Apology for role in stripping assets
REACTION:BUSINESSMAN SEÁN Quinn has apologised to the Irish public for his part in seeking to put assets beyond the reach of the Irish Bank Resolution Corporation, but said the issue was “small fry” compared to what had happened to his family.
In the immediate aftermath of his being sentenced to nine weeks in jail for contempt, Mr Quinn spoke to reporters in courtroom number six in the Four Courts.
Asked if he should not have gone to the courts to dispute the bank’s claim on the assets – which have a value of up to $500 million, (€390 million) – rather than seek to put them beyond the bank’s reach, Mr Quinn said the family had made lots of mistakes.
“We didn’t do it well,” he said. “If you are saying to me, ‘are we white, or am I white’, then absolutely no way.”
He said that for 64 of his 66 years he had run his business very, very well and made very few mistakes. However, in the past two years he and his family had made mistakes.
“Do I apologise to the Irish public? Yes I do,” he said.
Mr Quinn said the asset-stripping issue was “small fry” compared with the “overall assault” by the bank on his family which involved the taking of his companies and their destruction.
He said he had chosen to go straight to jail rather than await a Supreme Court appeal as he had been a proactive person all his life. When he knew a decision had been made, he liked to get on with it. “I’m a very positive person.”
Referring to a pending case where his family is disputing debts of €2.4 billion and the bank’s security over the property at the heart of the asset-stripping scheme, he said if his children won their case, then the whole contempt issue would be shown to be a “charade”.

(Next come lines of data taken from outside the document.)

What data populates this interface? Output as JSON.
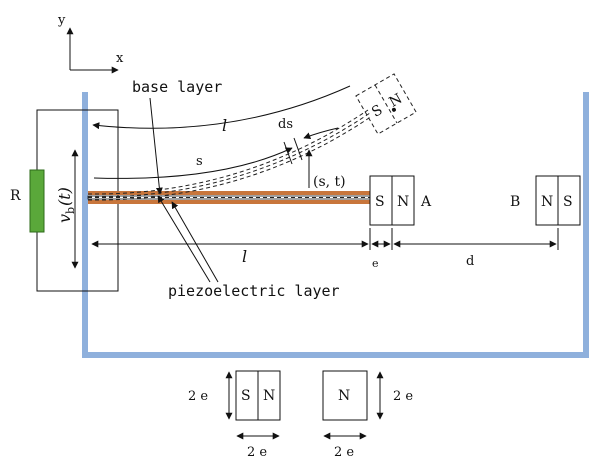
{
  "axes": {
    "y_label": "y",
    "x_label": "x"
  },
  "labels": {
    "resistor": "R",
    "voltage": "v",
    "voltage_sub": "b",
    "voltage_arg": "(t)",
    "base_layer": "base layer",
    "piezo_layer": "piezoelectric layer",
    "length_top": "l",
    "length_bottom": "l",
    "arc_s": "s",
    "ds": "ds",
    "coord": "(s, t)",
    "magnet_A": "A",
    "magnet_B": "B",
    "dim_e": "e",
    "dim_d": "d",
    "dim_2e_left": "2  e",
    "dim_2e_right": "2  e",
    "dim_2e_bottom1": "2  e",
    "dim_2e_bottom2": "2  e"
  },
  "magnets": {
    "tip_left": "S",
    "tip_right": "N",
    "A_left": "S",
    "A_right": "N",
    "B_left": "N",
    "B_right": "S",
    "legend1_left": "S",
    "legend1_right": "N",
    "legend2": "N"
  },
  "colors": {
    "container": "#8fb0dc",
    "resistor": "#5aa83a",
    "copper": "#c8763c"
  }
}
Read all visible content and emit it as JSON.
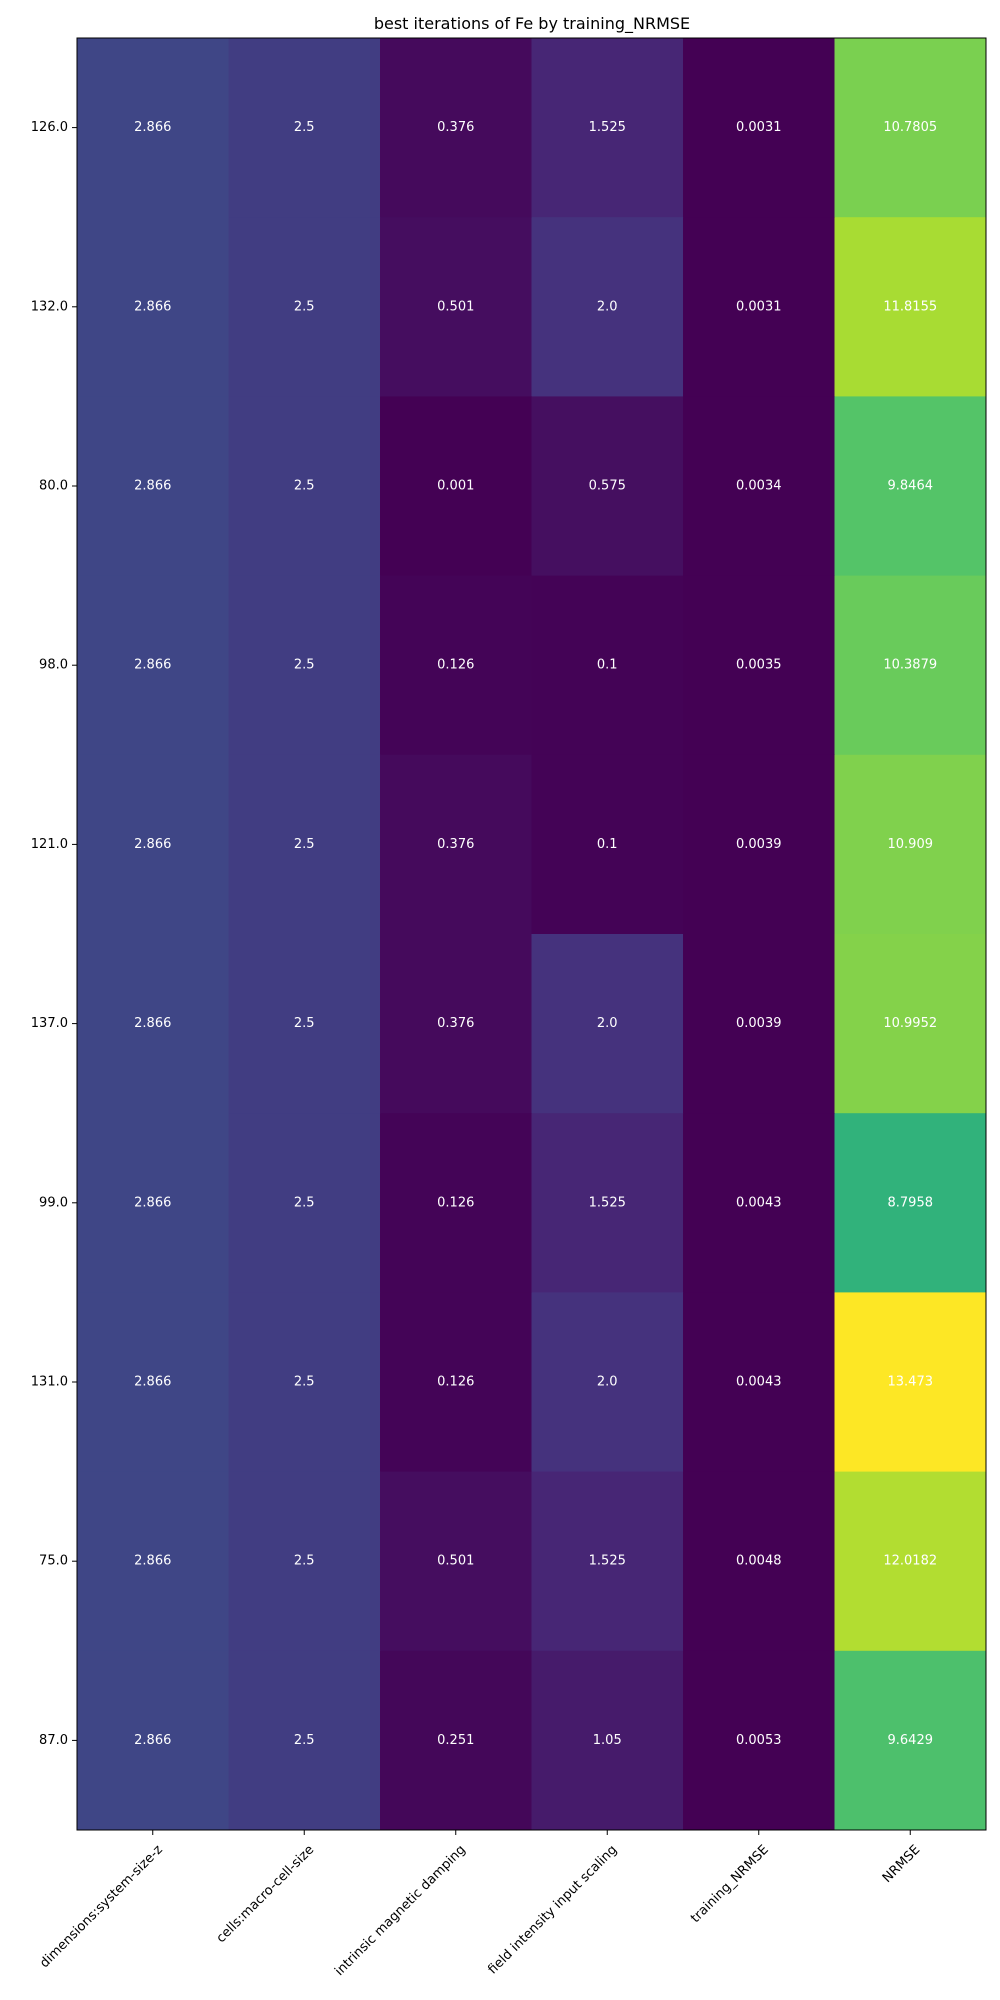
{
  "chart_data": {
    "type": "heatmap",
    "title": "best iterations of Fe by training_NRMSE",
    "xlabel": "",
    "ylabel": "",
    "columns": [
      "dimensions:system-size-z",
      "cells:macro-cell-size",
      "intrinsic magnetic damping",
      "field intensity input scaling",
      "training_NRMSE",
      "NRMSE"
    ],
    "rows": [
      "126.0",
      "132.0",
      "80.0",
      "98.0",
      "121.0",
      "137.0",
      "99.0",
      "131.0",
      "75.0",
      "87.0"
    ],
    "labels": [
      [
        "2.866",
        "2.5",
        "0.376",
        "1.525",
        "0.0031",
        "10.7805"
      ],
      [
        "2.866",
        "2.5",
        "0.501",
        "2.0",
        "0.0031",
        "11.8155"
      ],
      [
        "2.866",
        "2.5",
        "0.001",
        "0.575",
        "0.0034",
        "9.8464"
      ],
      [
        "2.866",
        "2.5",
        "0.126",
        "0.1",
        "0.0035",
        "10.3879"
      ],
      [
        "2.866",
        "2.5",
        "0.376",
        "0.1",
        "0.0039",
        "10.909"
      ],
      [
        "2.866",
        "2.5",
        "0.376",
        "2.0",
        "0.0039",
        "10.9952"
      ],
      [
        "2.866",
        "2.5",
        "0.126",
        "1.525",
        "0.0043",
        "8.7958"
      ],
      [
        "2.866",
        "2.5",
        "0.126",
        "2.0",
        "0.0043",
        "13.473"
      ],
      [
        "2.866",
        "2.5",
        "0.501",
        "1.525",
        "0.0048",
        "12.0182"
      ],
      [
        "2.866",
        "2.5",
        "0.251",
        "1.05",
        "0.0053",
        "9.6429"
      ]
    ],
    "colormap": "viridis",
    "color_range": [
      0,
      13.473
    ],
    "grid": false,
    "legend": "none"
  }
}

He said he believed Anglo Irish Bank, which is now part of IBRC, did not have a legal right to have taken over the Quinn Group and urged the media to ask the question of who had prompted and encouraged Anglo to take over the Quinn Group.
“They put me in jail, my son in jail, for the dissipating of assets of companies the family owned and that the bank had never loaned a penny to,” other than money loaned illegally and associated with the bank’s effort to prop up its own share price.
He said the bank had not acted honourably but had gone “behind backs and have tried to drag us through the mud. They took all my money, they took my companies, they took my reputation and they put me in jail.”
Yet they had not proven in court that the family owed the money the bank claimed it did.
“Unfortunately, and I don’t want to be negative on my way into prison, you people the [media] haven’t investigated that. You people have been led by the nose.”
Mr Quinn’s comments were interrupted when a garda walked over, touched him on the arm and indicated he had to go.
Later the Courts Service issued a statement saying it was a long-standing convention that interviews were not conducted in the confines of courthouses.
“It is also a breach of court practice to record in courtrooms.”